In the mood for love torna al cinema dal 17 al 19 febbraio per celebrare il suo 25º anniversario. Lucky Red, in collaborazione con Tucker Film, riporta in sala la versione in 4k restaurata nel 2021. Il capolavoro di Wong Kar-wai, oltre a ricevere al Festival di Cannes del 2000 il premio per il miglior attore e il Grand Prix tecnico, è stato inserito dalla rivista del British Film Institute Sight & Sound tra i 30 film più importanti del primo decennio del XXI secolo.
Tratto da Un incontro, racconto breve di Lui Yichang, la storia è ambientata nel 1962 in una Hong Kong che sta vivendo la progressiva occidentalizzazione e lo sgretolamento del colonialismo.
Su Li-zhen (Maggie Cheung) e Chow Mo-wan (Tony Leung Chiu-Wai) si trasferiscono in due appartamenti adiacenti dello stesso palazzo.

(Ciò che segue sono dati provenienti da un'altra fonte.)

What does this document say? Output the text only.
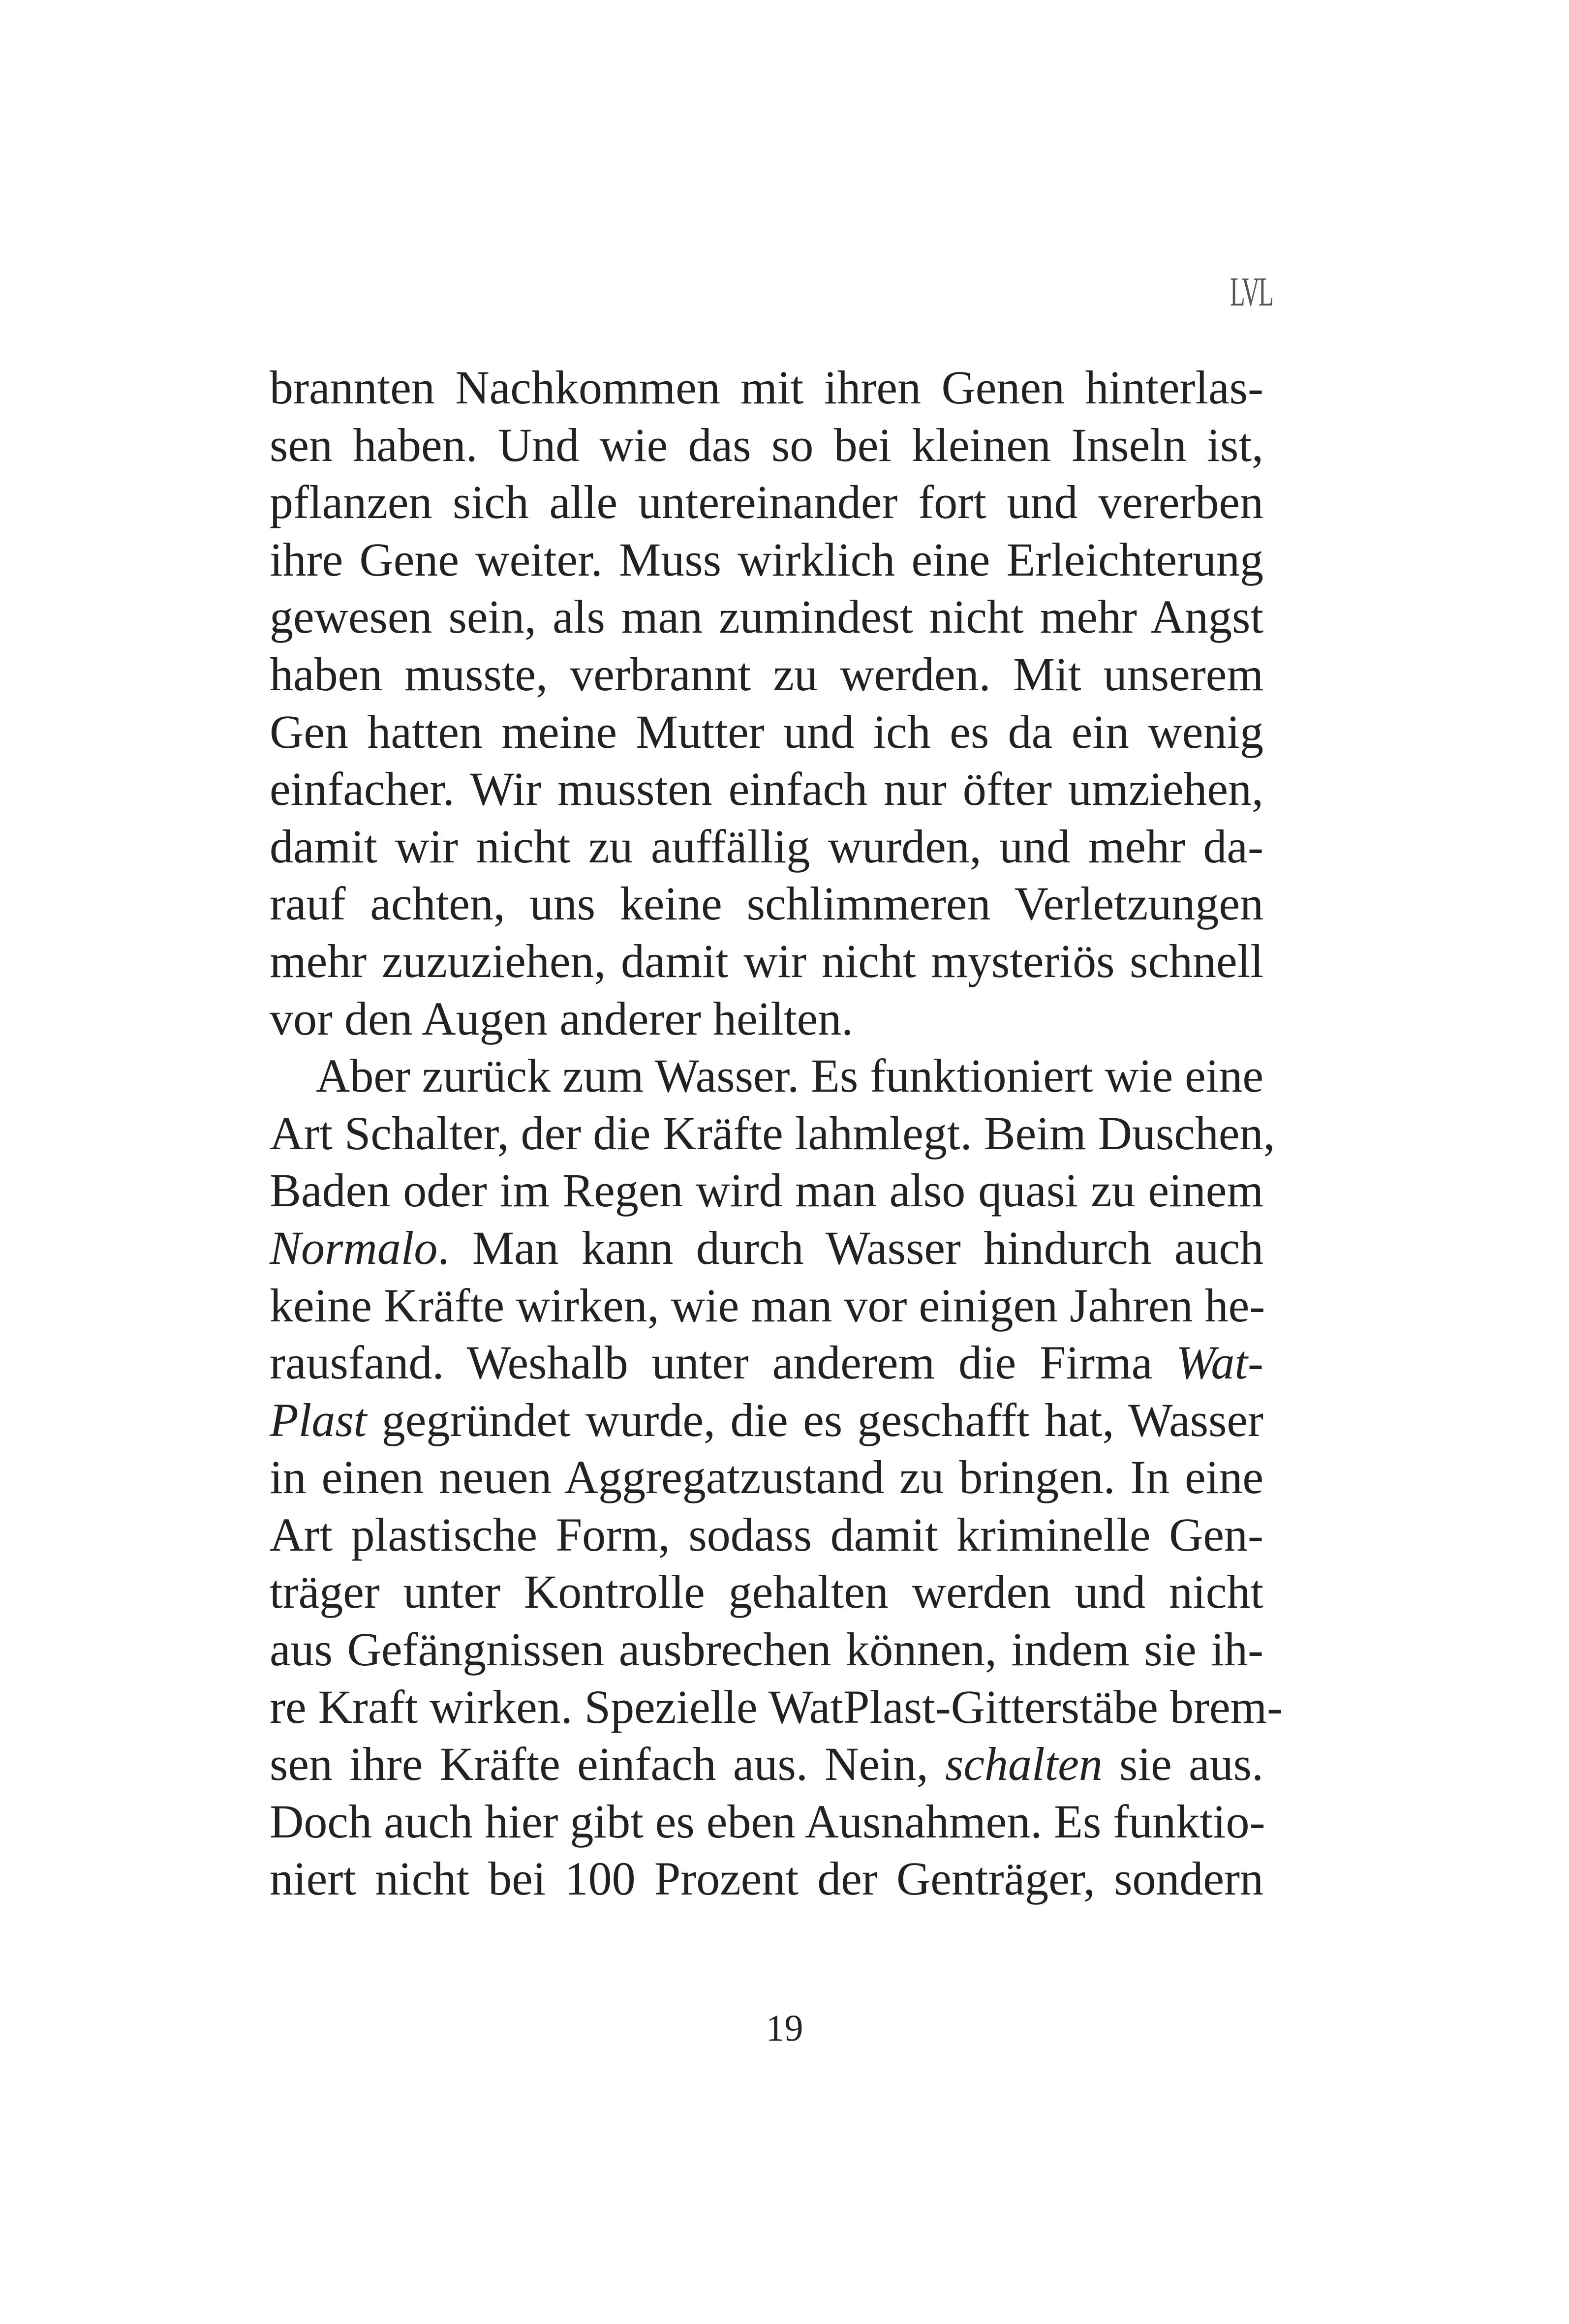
LVL
brannten Nachkommen mit ihren Genen hinterlas-
sen haben. Und wie das so bei kleinen Inseln ist,
pflanzen sich alle untereinander fort und vererben
ihre Gene weiter. Muss wirklich eine Erleichterung
gewesen sein, als man zumindest nicht mehr Angst
haben musste, verbrannt zu werden. Mit unserem
Gen hatten meine Mutter und ich es da ein wenig
einfacher. Wir mussten einfach nur öfter umziehen,
damit wir nicht zu auffällig wurden, und mehr da-
rauf achten, uns keine schlimmeren Verletzungen
mehr zuzuziehen, damit wir nicht mysteriös schnell
vor den Augen anderer heilten.
Aber zurück zum Wasser. Es funktioniert wie eine
Art Schalter, der die Kräfte lahmlegt. Beim Duschen,
Baden oder im Regen wird man also quasi zu einem
Normalo. Man kann durch Wasser hindurch auch
keine Kräfte wirken, wie man vor einigen Jahren he-
rausfand. Weshalb unter anderem die Firma Wat-
Plast gegründet wurde, die es geschafft hat, Wasser
in einen neuen Aggregatzustand zu bringen. In eine
Art plastische Form, sodass damit kriminelle Gen-
träger unter Kontrolle gehalten werden und nicht
aus Gefängnissen ausbrechen können, indem sie ih-
re Kraft wirken. Spezielle WatPlast-Gitterstäbe brem-
sen ihre Kräfte einfach aus. Nein, schalten sie aus.
Doch auch hier gibt es eben Ausnahmen. Es funktio-
niert nicht bei 100 Prozent der Genträger, sondern
19
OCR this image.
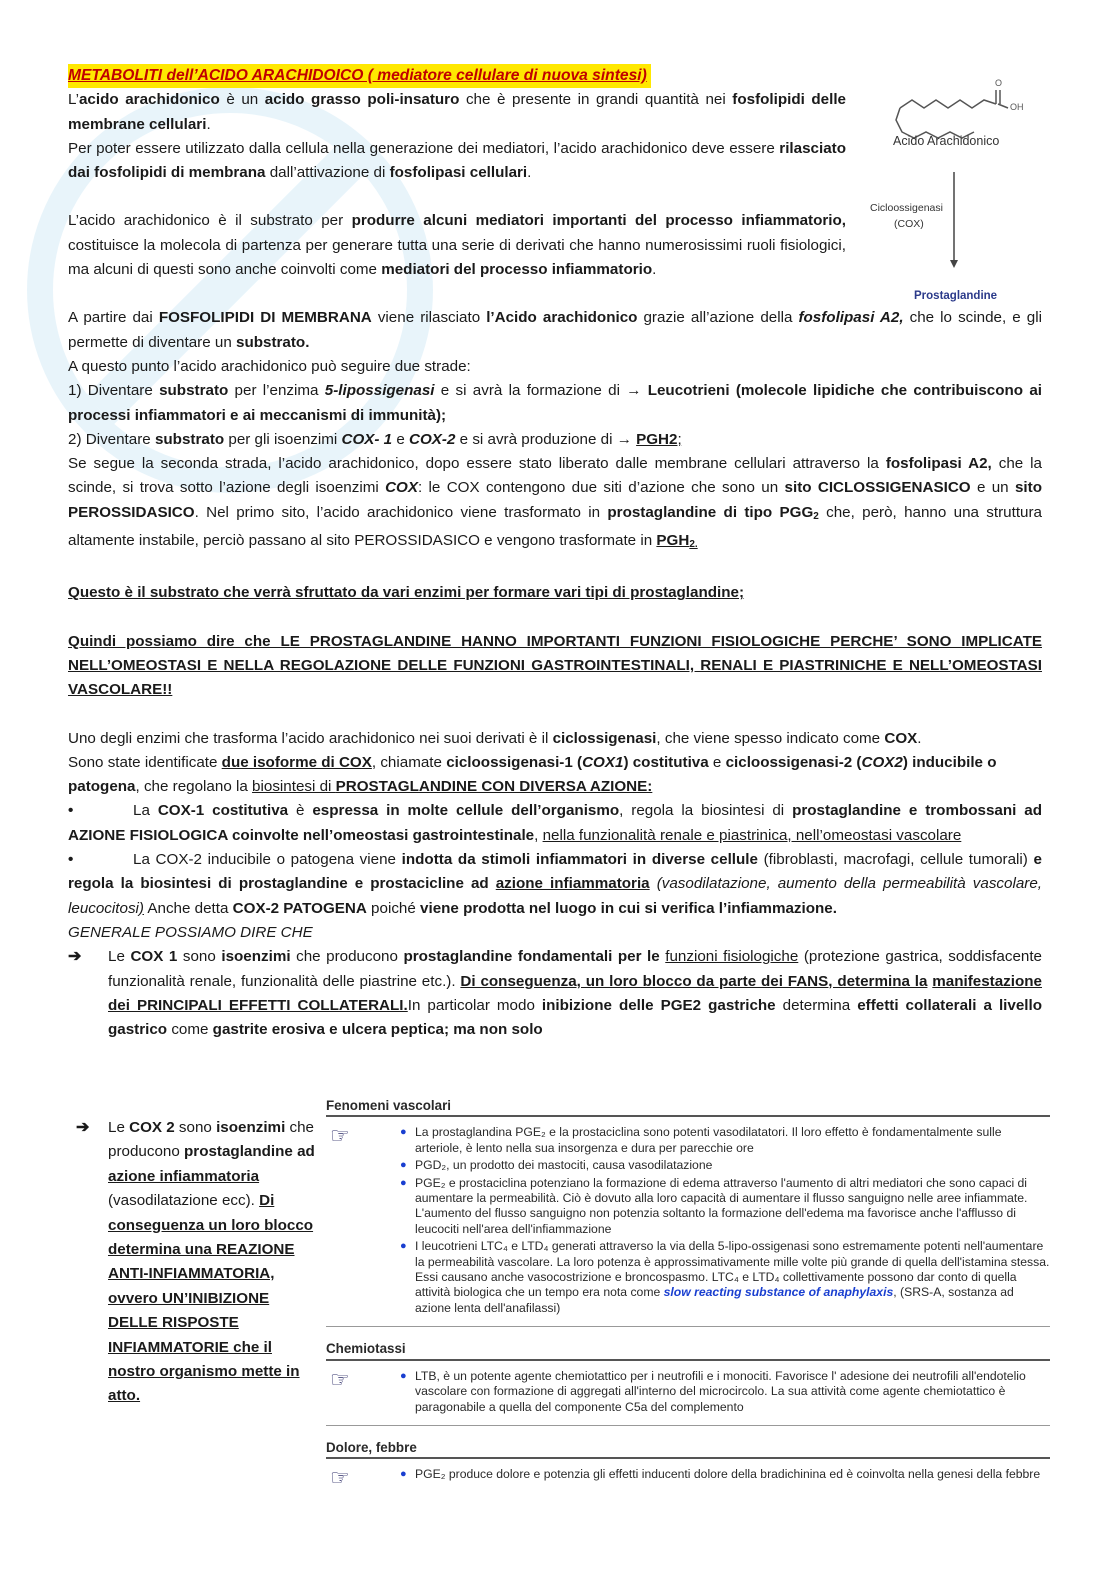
O
OH
Acido Arachidonico
Cicloossigenasi
(COX)
Prostaglandine

METABOLITI dell’ACIDO ARACHIDOICO ( mediatore cellulare di nuova sintesi)

L’acido arachidonico è un acido grasso poli-insaturo che è presente in grandi quantità nei fosfolipidi delle membrane cellulari.

Per poter essere utilizzato dalla cellula nella generazione dei mediatori, l’acido arachidonico deve essere rilasciato dai fosfolipidi di membrana dall’attivazione di fosfolipasi cellulari.

L’acido arachidonico è il substrato per produrre alcuni mediatori importanti del processo infiammatorio, costituisce la molecola di partenza per generare tutta una serie di derivati che hanno numerosissimi ruoli fisiologici, ma alcuni di questi sono anche coinvolti come mediatori del processo infiammatorio.

A partire dai FOSFOLIPIDI DI MEMBRANA viene rilasciato l’Acido arachidonico grazie all’azione della fosfolipasi A2, che lo scinde, e gli permette di diventare un substrato.

A questo punto l’acido arachidonico può seguire due strade:

1) Diventare substrato per l’enzima 5-lipossigenasi e si avrà la formazione di → Leucotrieni (molecole lipidiche che contribuiscono ai processi infiammatori e ai meccanismi di immunità);

2) Diventare substrato per gli isoenzimi COX- 1 e COX-2 e si avrà produzione di → PGH2;

Se segue la seconda strada, l’acido arachidonico, dopo essere stato liberato dalle membrane cellulari attraverso la fosfolipasi A2, che la scinde, si trova sotto l’azione degli isoenzimi COX: le COX contengono due siti d’azione che sono un sito CICLOSSIGENASICO e un sito PEROSSIDASICO. Nel primo sito, l’acido arachidonico viene trasformato in prostaglandine di tipo PGG2 che, però, hanno una struttura altamente instabile, perciò passano al sito PEROSSIDASICO e vengono trasformate in PGH2.

Questo è il substrato che verrà sfruttato da vari enzimi per formare vari tipi di prostaglandine;

Quindi possiamo dire che LE PROSTAGLANDINE HANNO IMPORTANTI FUNZIONI FISIOLOGICHE PERCHE’ SONO IMPLICATE NELL’OMEOSTASI E NELLA REGOLAZIONE DELLE FUNZIONI GASTROINTESTINALI, RENALI E PIASTRINICHE E NELL’OMEOSTASI VASCOLARE!!

Uno degli enzimi che trasforma l’acido arachidonico nei suoi derivati è il ciclossigenasi, che viene spesso indicato come COX.

Sono state identificate due isoforme di COX, chiamate cicloossigenasi-1 (COX1) costitutiva e cicloossigenasi-2 (COX2) inducibile o patogena, che regolano la biosintesi di PROSTAGLANDINE CON DIVERSA AZIONE:

•	La COX-1 costitutiva è espressa in molte cellule dell’organismo, regola la biosintesi di prostaglandine e trombossani ad AZIONE FISIOLOGICA coinvolte nell’omeostasi gastrointestinale, nella funzionalità renale e piastrinica, nell’omeostasi vascolare

•	La COX-2 inducibile o patogena viene indotta da stimoli infiammatori in diverse cellule (fibroblasti, macrofagi, cellule tumorali) e regola la biosintesi di prostaglandine e prostacicline ad azione infiammatoria (vasodilatazione, aumento della permeabilità vascolare, leucocitosi) Anche detta COX-2 PATOGENA poiché viene prodotta nel luogo in cui si verifica l’infiammazione.

GENERALE POSSIAMO DIRE CHE

➔	Le COX 1 sono isoenzimi che producono prostaglandine fondamentali per le funzioni fisiologiche (protezione gastrica, soddisfacente funzionalità renale, funzionalità delle piastrine etc.). Di conseguenza, un loro blocco da parte dei FANS, determina la manifestazione dei PRINCIPALI EFFETTI COLLATERALI.In particolar modo inibizione delle PGE2 gastriche determina effetti collaterali a livello gastrico come gastrite erosiva e ulcera peptica; ma non solo

➔	Le COX 2 sono isoenzimi che producono prostaglandine ad azione infiammatoria (vasodilatazione ecc). Di conseguenza un loro blocco determina una REAZIONE ANTI-INFIAMMATORIA, ovvero UN’INIBIZIONE DELLE RISPOSTE INFIAMMATORIE che il nostro organismo mette in atto.

Fenomeni vascolari
☞	● La prostaglandina PGE₂ e la prostaciclina sono potenti vasodilatatori. Il loro effetto è fondamentalmente sulle arteriole, è lento nella sua insorgenza e dura per parecchie ore
● PGD₂, un prodotto dei mastociti, causa vasodilatazione
● PGE₂ e prostaciclina potenziano la formazione di edema attraverso l'aumento di altri mediatori che sono capaci di aumentare la permeabilità. Ciò è dovuto alla loro capacità di aumentare il flusso sanguigno nelle aree infiammate. L'aumento del flusso sanguigno non potenzia soltanto la formazione dell'edema ma favorisce anche l'afflusso di leucociti nell'area dell'infiammazione
● I leucotrieni LTC₄ e LTD₄ generati attraverso la via della 5-lipo-ossigenasi sono estremamente potenti nell'aumentare la permeabilità vascolare. La loro potenza è approssimativamente mille volte più grande di quella dell'istamina stessa. Essi causano anche vasocostrizione e broncospasmo. LTC₄ e LTD₄ collettivamente possono dar conto di quella attività biologica che un tempo era nota come slow reacting substance of anaphylaxis, (SRS-A, sostanza ad azione lenta dell'anafilassi)
Chemiotassi
☞	● LTB, è un potente agente chemiotattico per i neutrofili e i monociti. Favorisce l' adesione dei neutrofili all'endotelio vascolare con formazione di aggregati all'interno del microcircolo. La sua attività come agente chemiotattico è paragonabile a quella del componente C5a del complemento
Dolore, febbre
☞	● PGE₂ produce dolore e potenzia gli effetti inducenti dolore della bradichinina ed è coinvolta nella genesi della febbre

Dopo un’interessante scoperta relativa ai rispettivi coniugi, i due cominciano a conoscersi e a guardarsi in un modo diverso.
“Fu un momento imbarazzante, lei se ne stava timida a testa bassa per dargli l’occasione di avvicinarsi, ma lui non poteva, non ne aveva il coraggio, allora lei si voltò e andò via”. Questa frase rappresenta la premessa di un film che si realizzerà negli intermezzi, nei punti in cui lo spettatore non potrà entrare.
La narrazione è al servizio dei due protagonisti, che ripetono spesso azioni quotidiane, sfiorandosi senza mai toccarsi. Questa reiterazione va a sottolineare la secondarietà della parola e l’imprescindibilità dei gesti.
Il tempo è scandito dalla presenza di numerose ellissi accompagnate da dissolvenze in nero.
Ci troviamo in un ricordo al quale abbiamo accesso limitato, in quanto solo chi l’ha vissuto ha il potere di scegliere le parti da conservare e quelle da dimenticare.
Siamo invitati a spiare dal buco della serratura un amore che non si consuma ai nostri occhi, ma è come una sorta di filo invisibile che ha ragione di esistere anche senza essere visto. Il regista sceglie di mostrarci le sole sfumature di questo sentimento, che si palesano anche attraverso la fotografia (prima curata da Cristopher Doyle e poi da Mark Lee Ping Bin) con l’utilizzo costante dell’effetto flou. Spesso vengono inquadrati degli oggetti che lasciano il resto della scena sfocata, dissolta.
L’assenza dei partner di Chow e Su si traduce letteralmente sullo schermo: l’uomo e la donna non compaiono mai, di loro possiamo ascoltare solo le voci e immaginare in lontananza i volti.
In tutto l’arco narrativo viene compiuto un gioco di sottrazione, che ci invita a essere testimoni attivi di questa vicenda sussurrata. Dobbiamo ricostruire i pezzi che Wong Kar-wai decide di celare. Siamo chiamati ad assolvere un ruolo, a interpretare la poesia di una passione in cui il contatto fisico non si palesa mai.
I due brani musicali Quizas, quizas, quizas di Nat King Cole e Yumeji’s Theme di Shigeru Umebayashi, diventano un veicolo comunicativo fondamentale. Sonorità differenti si alternano in maniera del tutto complementare, adattandosi perfettamente all’ambientazione e ai corpi dei personaggi, posti davanti alla macchina da presa sempre in pose plastiche e con abiti eleganti. L’impiego dello slow-motion conferisce ancora più importanza alle figure che si muovono lentamente nello spazio, andando a cadenzare i momenti cardine e a imprimerli nella memoria.
Girato quasi totalmente in interni, In the mood for love si muove nei luoghi della reminiscenza e perfino i vicoli piovosi appaiono chiusi, sigillati da quella attrazione accarezzata e mai esplicitata.
L’unica sequenza all’esterno è quella in cui Chow si reca in Cambogia, presso il tempio di Angkor Wat, e bisbiglia il suo segreto alla fessura di un muro, lasciando che le rovine di una civiltà accolgano e custodiscano una confessione che nessun altro conoscerà mai.
Frasi taciute e atti omessi incasellano un passato che non può più riproporsi e lo collocano dietro quel “vetro impolverato” attraverso il quale ormai è impossibile vedere nitidamente quello che è stato.